Konseyin kıdemlisi saygıyla cevapladı.
"Evet efendim sorguladığımız şu velet bizi öldürmekle tehdit etti."
Vahşi arkasında duran Destan'a tekrardan bir bakış atmasıyla onun ne iş ile uğraştığını anlamıştı ve daha sonra sağ eli ile Destan'ı göstererek konuştu.
"Şu taş işçisi olan çocuktan mı korktunuz? Ha suçu ne bunun evinizin camına taş atarak kırdığı için mi onu sorguluyorsunuz?"
Karl, Vahşi'nin tek bir bakışla karşısındaki çocuğun taş işçisi olduğunu anlamasına şaşırdı. Ancak Karl, Vahşi'nin yanıldığını düşünüyordu ona göre Destan büyük bir lonca tarafından buraya gönderilmişti. Karl karşısındaki adama durumu saygılı bir şekilde izah etmeye çalıştı.
"Efendim o çocuk şehre kristex otu sokmaya çalışırken yakalandı. Sizde biliyorsunuz ki bu tür yasaklı bitkiler şehre sokulmamalı. Bizler buraya şehir lordu tarafından atandık ve bize yapılan her hareket veya hakaret bizzat şehir lorduna yapılmış sayılır. Bu çocuğu öldürmek bizim için çocuk oyuncağı ancak sizde biliyorsunuz ki bu çocuğu öldürmemiz durumunda şehir lordu kellelerimizi alır."
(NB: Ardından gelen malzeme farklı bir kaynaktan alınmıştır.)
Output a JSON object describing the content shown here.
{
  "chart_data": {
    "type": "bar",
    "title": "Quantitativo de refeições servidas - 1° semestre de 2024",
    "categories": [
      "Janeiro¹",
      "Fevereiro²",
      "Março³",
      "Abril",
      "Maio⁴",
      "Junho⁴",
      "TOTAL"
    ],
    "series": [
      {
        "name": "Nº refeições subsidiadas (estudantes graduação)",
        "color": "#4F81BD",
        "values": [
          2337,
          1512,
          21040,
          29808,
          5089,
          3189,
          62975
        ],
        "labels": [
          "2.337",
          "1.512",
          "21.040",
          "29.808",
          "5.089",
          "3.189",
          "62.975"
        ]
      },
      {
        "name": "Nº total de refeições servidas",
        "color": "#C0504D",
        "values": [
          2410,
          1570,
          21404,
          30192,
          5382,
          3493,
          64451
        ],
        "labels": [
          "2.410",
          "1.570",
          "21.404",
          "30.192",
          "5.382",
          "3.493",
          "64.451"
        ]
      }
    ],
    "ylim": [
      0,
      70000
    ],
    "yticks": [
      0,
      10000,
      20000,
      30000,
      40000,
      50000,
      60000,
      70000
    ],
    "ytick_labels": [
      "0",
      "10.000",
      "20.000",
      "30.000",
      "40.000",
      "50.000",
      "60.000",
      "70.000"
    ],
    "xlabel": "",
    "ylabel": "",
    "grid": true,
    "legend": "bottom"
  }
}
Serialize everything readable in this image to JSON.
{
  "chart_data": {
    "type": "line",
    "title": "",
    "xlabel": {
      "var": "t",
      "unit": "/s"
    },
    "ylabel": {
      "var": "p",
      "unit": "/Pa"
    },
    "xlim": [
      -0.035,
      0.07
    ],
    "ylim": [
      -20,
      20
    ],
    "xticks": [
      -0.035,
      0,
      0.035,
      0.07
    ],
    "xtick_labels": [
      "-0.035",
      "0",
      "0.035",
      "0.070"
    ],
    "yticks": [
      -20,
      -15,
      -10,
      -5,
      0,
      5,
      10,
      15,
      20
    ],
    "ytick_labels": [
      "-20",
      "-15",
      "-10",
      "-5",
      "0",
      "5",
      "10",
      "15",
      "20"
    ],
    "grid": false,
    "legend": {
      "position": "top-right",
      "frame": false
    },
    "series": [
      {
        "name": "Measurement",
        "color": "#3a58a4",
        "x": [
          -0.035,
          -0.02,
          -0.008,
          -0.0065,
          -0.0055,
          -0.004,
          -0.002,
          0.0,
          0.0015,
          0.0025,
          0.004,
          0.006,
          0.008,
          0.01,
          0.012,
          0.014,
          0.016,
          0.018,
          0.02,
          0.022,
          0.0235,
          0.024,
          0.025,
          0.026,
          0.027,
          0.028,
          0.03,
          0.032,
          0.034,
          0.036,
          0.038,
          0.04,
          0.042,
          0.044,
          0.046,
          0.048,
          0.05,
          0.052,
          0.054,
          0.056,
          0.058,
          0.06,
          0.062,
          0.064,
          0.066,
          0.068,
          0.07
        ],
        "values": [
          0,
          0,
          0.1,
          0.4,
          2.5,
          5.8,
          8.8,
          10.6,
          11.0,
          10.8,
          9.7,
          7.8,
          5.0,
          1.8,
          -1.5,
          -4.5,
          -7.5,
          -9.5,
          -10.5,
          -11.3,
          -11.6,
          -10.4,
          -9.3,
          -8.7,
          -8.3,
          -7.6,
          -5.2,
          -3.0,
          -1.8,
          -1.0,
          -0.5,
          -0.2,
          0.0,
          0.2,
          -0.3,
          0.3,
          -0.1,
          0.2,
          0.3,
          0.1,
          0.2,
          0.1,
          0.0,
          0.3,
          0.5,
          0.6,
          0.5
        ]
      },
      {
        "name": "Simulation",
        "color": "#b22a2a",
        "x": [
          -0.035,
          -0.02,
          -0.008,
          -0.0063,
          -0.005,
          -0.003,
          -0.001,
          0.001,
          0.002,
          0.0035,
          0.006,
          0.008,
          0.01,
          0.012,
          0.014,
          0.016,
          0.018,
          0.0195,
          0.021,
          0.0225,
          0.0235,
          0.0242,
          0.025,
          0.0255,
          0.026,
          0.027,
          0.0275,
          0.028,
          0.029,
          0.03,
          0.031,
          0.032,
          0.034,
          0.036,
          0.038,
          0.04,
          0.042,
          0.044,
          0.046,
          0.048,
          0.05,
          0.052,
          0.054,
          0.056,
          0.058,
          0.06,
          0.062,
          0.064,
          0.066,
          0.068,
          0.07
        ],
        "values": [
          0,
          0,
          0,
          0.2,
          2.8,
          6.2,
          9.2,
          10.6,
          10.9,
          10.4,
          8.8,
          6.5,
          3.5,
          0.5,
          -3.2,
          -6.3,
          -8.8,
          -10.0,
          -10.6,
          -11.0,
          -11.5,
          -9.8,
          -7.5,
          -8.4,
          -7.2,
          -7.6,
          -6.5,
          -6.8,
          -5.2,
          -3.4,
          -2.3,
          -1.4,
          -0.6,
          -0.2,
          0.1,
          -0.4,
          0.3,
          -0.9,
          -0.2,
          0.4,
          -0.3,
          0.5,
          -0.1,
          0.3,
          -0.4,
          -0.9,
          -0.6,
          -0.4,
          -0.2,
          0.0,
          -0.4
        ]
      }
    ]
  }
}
Vahşi sırıtarak Karl'a baktı. Karl bu bakışın kötüye alamet olduğunu hemen anlamıştı. Bugün büyük bir olay olacağı açıktı çünkü Vahşi bir olaya karışırsa mutlaka kan akardı.Buraya gelme sebebi bir çocuğu öldürmek olmadığı Destan'a olan bakışlarından belliydi.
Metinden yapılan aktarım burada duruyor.